Thursday, February 7, 2008

What's that Smell?

Consider the following three statements:

(1) Commenting on John McCain’s speech to at the Conservative Political Action Conference today, former House Majority leader Tom Delay told MSNBC’s Chris Matthews: “He laid out a good treatise on what conservative principles are, but then he didn’t apply those principles to the issue of global warming for instance.” When asked the conservative position on global warming, Delay went on to say: “Man is not causing climate change. . . . It is arrogance to suggest that man can affect climate change.”

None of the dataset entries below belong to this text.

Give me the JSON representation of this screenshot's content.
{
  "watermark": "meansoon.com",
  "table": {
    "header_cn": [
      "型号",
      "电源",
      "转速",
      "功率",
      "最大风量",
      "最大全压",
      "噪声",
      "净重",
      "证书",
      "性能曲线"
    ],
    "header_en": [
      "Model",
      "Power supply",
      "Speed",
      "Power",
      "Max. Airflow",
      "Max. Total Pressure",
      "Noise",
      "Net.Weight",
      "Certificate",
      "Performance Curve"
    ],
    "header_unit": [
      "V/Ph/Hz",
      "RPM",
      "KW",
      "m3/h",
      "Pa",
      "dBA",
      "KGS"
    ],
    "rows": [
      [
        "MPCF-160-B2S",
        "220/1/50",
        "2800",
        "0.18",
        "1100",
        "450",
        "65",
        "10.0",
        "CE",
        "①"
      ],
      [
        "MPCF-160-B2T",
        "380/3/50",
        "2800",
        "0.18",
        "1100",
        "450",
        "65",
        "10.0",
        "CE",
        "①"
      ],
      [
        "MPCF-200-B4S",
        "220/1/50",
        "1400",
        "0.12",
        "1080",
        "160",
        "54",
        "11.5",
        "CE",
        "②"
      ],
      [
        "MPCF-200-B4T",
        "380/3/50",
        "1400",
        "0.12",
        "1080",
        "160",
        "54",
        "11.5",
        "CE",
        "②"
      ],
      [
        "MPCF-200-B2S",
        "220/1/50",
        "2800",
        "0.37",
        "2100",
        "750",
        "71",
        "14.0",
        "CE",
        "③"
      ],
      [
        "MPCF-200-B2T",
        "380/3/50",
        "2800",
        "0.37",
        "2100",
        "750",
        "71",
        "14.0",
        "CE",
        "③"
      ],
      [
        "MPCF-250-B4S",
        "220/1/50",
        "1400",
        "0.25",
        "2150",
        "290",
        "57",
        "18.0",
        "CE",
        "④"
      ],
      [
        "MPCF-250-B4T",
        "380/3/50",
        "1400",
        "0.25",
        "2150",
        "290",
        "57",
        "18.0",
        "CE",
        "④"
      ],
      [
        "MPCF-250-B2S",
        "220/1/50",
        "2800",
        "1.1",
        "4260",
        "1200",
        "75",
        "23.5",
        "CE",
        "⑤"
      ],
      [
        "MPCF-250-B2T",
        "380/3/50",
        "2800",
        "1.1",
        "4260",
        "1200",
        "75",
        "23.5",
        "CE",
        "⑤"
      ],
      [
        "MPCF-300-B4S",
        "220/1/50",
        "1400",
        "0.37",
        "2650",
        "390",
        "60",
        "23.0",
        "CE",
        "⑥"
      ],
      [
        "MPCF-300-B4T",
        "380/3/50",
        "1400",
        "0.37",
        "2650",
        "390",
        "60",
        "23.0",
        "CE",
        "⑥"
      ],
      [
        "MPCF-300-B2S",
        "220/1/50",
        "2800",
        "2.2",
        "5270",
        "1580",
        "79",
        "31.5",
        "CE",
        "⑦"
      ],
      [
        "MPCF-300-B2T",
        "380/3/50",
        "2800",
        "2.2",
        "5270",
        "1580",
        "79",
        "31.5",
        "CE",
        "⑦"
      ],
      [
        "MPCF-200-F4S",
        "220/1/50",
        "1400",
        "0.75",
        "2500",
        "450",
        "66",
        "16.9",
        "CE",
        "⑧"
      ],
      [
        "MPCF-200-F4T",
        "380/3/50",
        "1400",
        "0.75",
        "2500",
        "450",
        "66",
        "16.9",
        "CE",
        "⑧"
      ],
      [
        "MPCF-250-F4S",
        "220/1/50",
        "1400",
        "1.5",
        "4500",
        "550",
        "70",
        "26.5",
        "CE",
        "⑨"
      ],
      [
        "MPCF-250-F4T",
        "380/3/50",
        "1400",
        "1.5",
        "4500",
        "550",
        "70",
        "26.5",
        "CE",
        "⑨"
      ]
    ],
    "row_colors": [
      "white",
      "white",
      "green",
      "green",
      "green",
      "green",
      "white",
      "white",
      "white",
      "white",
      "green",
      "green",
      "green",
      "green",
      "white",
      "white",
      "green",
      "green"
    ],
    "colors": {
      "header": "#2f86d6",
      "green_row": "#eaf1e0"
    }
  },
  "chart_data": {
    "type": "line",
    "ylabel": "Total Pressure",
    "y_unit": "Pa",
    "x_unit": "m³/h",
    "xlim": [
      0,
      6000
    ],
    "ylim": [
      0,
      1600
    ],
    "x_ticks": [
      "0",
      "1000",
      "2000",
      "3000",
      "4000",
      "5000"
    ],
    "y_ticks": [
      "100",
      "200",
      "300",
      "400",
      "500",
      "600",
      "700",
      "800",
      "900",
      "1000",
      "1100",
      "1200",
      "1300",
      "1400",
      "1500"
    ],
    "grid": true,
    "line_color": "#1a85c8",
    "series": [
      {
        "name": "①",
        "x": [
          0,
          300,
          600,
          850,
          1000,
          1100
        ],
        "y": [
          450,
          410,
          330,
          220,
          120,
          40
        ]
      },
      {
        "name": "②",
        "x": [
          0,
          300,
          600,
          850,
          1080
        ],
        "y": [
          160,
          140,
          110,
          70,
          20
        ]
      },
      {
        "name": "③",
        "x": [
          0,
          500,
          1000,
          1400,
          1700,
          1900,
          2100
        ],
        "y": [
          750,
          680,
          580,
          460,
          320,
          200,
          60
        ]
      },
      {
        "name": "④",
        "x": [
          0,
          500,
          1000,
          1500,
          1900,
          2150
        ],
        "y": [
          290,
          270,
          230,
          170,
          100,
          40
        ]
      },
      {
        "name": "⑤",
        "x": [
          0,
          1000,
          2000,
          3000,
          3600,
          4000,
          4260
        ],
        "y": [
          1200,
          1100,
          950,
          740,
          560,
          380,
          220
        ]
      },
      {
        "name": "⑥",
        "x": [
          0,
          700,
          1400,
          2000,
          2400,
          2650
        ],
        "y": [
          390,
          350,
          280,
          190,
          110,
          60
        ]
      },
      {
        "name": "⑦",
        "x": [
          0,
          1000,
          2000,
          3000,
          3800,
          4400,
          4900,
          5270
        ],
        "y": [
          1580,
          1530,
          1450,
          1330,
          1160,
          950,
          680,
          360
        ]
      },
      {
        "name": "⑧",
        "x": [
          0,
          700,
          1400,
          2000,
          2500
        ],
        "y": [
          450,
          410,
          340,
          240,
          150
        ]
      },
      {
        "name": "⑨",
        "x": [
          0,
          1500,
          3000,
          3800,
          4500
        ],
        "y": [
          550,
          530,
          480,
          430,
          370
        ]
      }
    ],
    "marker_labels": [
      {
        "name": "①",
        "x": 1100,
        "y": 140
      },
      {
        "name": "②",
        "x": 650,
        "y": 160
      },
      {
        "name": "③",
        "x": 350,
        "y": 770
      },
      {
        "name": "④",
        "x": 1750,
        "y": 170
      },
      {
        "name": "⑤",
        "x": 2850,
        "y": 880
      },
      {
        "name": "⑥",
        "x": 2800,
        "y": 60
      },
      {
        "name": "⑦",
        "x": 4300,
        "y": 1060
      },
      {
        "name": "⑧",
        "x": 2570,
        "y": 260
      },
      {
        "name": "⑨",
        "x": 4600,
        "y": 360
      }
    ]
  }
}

(2) Leading apologetics scholar, William Lane Craig says: “The way that I know Christianity is true is first and foremost on the basis the witness of the Holy Spirit in my heart. This gives me a self authenticating means of knowing Christianity is true wholly apart from the evidence.”

(3) Leading apologetics popularizer Josh McDowell says: “Postmodernism is a worldview that asserts that external, absolute truth—that is, a truth that is true for all people, in all places, and at all times—cannot be known through reason or science because truth is either nonexistent or unknowable.”

So there you have it. Delay denies the findings of the climatologists on the basis of political ideology. Craig rejects historical evidence in favor of his subjective religious feelings. Nevertheless, McDowell claims that it is the postmodernists rather than the theists who reject the idea of objective truth.

"There ain't nuthin' more powerful than the smell of mendacity!" Big Daddy in Cat on a Hot Tin Roof by Tennessee Williams.

1 comment:

  1. Dimwit Delay's statement is about what I'd expect. He seems to think that humankind functions outside of nature rather than within it. We affect our environment and our environment affects us in an ongoing relationship. With a population in excess of five billion, with the technology that we have, there is no question in my mind that we definitely can and do affect our environment.

    Creepy Craig is a nitwit. Oh, he's pretty eloquent and he has a good vocabulary, but most of his talk is circular and unintelligible. If it all comes down to the Holy Spirit anyway, then why waste time developing the kalam argument and other such garbage?

    Moron McDowell's search for "truth for all people, in all places, and at all times" is useless. Truth is objective, but it is not fixed.

    Thanks for providing today's clips from the Three Twits.